Disgusted, furious, and vowing vengeance against both Ann and smuggler Tom, Lieutenant Tregenna dashed the lantern on the ground, flung the whip into the middle of the stream, and returned towards the shore as fast as possible, taking a byway to the cliffs, lest any of Ann’s friends should see him, and rejoice at his discomfiture.
CHAPTER VI.
A COLLISION.
On the following day Tregenna sent word to General Hambledon that he had better search the neighborhood of Rede Hall for “Gardener Tom,” who had escaped him at the Parsonage on the previous evening.
But he had very little hope of any result; and his fears were justified when, a few days later, he met the brigadier, who had, of course, been as completely fooled by the artful Ann as Tregenna himself had been.

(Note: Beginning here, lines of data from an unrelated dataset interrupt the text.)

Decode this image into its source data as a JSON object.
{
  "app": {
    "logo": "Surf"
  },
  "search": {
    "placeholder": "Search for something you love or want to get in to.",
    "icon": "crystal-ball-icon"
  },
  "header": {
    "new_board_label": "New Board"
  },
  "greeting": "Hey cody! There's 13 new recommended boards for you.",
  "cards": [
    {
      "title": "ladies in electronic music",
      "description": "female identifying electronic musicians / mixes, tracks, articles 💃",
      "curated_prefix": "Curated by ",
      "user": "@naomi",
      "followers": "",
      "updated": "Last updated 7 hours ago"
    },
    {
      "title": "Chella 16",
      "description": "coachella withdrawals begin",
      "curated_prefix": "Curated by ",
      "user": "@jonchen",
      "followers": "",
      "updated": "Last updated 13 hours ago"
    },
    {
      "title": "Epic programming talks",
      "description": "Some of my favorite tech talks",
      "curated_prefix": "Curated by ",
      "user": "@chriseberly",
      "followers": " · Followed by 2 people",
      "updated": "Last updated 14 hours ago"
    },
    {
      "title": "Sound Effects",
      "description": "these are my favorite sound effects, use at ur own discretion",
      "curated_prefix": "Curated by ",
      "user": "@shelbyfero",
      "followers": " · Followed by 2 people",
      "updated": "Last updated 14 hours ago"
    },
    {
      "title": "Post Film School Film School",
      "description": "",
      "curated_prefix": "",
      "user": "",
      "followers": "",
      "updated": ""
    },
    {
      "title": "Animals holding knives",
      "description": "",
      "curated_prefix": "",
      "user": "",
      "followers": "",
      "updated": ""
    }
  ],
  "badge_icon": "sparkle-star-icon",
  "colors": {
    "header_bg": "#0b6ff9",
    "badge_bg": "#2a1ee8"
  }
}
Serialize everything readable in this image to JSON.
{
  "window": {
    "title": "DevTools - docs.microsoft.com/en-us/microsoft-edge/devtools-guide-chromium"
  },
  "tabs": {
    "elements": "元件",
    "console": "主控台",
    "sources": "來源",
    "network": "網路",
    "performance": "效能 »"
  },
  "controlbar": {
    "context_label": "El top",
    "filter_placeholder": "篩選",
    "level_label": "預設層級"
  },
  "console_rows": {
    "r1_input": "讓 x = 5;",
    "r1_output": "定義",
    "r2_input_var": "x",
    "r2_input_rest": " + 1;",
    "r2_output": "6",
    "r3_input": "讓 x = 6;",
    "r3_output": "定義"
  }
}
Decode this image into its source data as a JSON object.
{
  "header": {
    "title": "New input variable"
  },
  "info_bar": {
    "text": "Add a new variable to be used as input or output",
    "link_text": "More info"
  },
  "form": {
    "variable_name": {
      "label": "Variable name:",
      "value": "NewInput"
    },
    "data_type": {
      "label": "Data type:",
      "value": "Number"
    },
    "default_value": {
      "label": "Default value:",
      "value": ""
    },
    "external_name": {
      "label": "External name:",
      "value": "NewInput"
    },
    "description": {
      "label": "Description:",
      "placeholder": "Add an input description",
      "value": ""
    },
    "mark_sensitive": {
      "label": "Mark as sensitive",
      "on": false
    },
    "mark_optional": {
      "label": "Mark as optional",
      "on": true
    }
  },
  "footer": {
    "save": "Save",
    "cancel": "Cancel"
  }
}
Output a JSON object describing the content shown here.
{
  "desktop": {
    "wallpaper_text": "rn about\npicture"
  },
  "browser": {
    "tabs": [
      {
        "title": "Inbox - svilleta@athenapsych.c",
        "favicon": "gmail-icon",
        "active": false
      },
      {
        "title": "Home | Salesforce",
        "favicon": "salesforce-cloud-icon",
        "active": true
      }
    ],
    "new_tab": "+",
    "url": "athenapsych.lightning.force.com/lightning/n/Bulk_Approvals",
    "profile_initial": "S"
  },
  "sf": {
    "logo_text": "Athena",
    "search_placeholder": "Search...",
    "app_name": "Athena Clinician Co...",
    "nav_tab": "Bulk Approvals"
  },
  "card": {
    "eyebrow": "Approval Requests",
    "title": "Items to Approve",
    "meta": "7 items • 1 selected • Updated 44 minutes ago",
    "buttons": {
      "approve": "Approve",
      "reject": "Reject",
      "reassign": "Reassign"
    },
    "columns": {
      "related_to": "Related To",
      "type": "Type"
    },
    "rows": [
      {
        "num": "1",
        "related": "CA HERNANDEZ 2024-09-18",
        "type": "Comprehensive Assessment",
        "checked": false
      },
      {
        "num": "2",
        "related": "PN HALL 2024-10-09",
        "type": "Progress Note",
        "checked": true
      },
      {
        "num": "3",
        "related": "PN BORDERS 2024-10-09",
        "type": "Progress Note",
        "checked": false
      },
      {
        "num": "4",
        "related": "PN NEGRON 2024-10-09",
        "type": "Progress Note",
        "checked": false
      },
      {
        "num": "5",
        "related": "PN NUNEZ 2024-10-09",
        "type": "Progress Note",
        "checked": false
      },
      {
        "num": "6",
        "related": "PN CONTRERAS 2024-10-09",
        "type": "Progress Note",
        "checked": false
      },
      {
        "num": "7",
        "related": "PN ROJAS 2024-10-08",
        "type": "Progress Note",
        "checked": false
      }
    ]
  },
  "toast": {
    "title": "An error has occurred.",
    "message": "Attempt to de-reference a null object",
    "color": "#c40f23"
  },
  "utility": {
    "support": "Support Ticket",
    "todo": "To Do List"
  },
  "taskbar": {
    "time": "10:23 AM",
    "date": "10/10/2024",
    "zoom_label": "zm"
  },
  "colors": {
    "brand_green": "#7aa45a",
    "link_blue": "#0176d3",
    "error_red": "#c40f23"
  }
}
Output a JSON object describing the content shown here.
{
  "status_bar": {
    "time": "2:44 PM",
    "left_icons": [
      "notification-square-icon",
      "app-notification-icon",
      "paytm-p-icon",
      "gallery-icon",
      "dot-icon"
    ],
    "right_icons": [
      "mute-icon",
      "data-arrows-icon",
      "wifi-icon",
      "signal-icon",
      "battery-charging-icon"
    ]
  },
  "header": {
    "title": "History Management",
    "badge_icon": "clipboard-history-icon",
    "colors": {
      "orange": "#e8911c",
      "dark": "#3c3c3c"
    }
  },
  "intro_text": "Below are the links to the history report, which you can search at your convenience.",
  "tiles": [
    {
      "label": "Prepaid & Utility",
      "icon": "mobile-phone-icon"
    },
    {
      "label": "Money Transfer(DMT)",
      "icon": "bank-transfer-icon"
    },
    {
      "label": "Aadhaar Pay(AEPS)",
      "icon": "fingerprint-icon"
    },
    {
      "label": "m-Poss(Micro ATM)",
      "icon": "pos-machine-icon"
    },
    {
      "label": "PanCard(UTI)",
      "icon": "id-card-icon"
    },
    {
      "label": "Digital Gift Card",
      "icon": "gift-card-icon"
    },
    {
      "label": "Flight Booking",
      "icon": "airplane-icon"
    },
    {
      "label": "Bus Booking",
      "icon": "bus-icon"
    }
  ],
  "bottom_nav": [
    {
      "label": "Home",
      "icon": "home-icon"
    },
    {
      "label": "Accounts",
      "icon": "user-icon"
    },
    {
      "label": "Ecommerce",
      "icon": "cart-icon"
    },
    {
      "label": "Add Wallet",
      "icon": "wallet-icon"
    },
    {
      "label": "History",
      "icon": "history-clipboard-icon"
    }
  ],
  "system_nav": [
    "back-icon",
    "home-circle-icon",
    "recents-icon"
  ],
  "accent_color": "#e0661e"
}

Ann, whom the general had found with her arms in the wash-tub, placid, stolid, and as amiable as ever, had made profuse apologies for her behavior to Tregenna, whom she professed herself ashamed to meet. She had had no idea, she said, that there was any one hidden in the cart until the lieutenant had got out in search of the lost whip. Then a man had started up from under the hay, put a pistol to her head, and threatened her with instant death if she did not drive on, which she was thus forced to do. After crossing the river, he had jumped out at the first bend of the road, and she had no idea what had become of him.
Even the brigadier seemed to have his doubts about the entire truth of Ann’s story; but Tregenna, who knew it was a tissue of falsehoods, said nothing. He perceived already that General Hambledon’s precious plan of “getting hold of the women, my boy,” only had the result of letting the women get hold of him.
Then there came a lull in the excitement of the times. Ben the Blast had disappeared from the neighborhood, without Tregenna’s having been able to identify him with the owner of the blood-stained knife. There were no more raids; there were no more discoveries, things seemed to have settled down, and it appeared impossible to suspect the peaceful-looking carters and plowmen who went stolidly about their work in the fields, looking as placid and unenterprising as their own oxen, of having had any hand in the lawless practises which the soldiers and the cutter’s men had been sent to quell.
The cutter was generally cruising about, keeping a sharp lookout on the coast for suspicious-looking craft, so that Tregenna got very little time ashore. On the rare occasions when he did get as far inland as the village of Hurst, he always felt a longing to call at the Parsonage and twit Joan with her lawless behavior in helping a criminal to escape.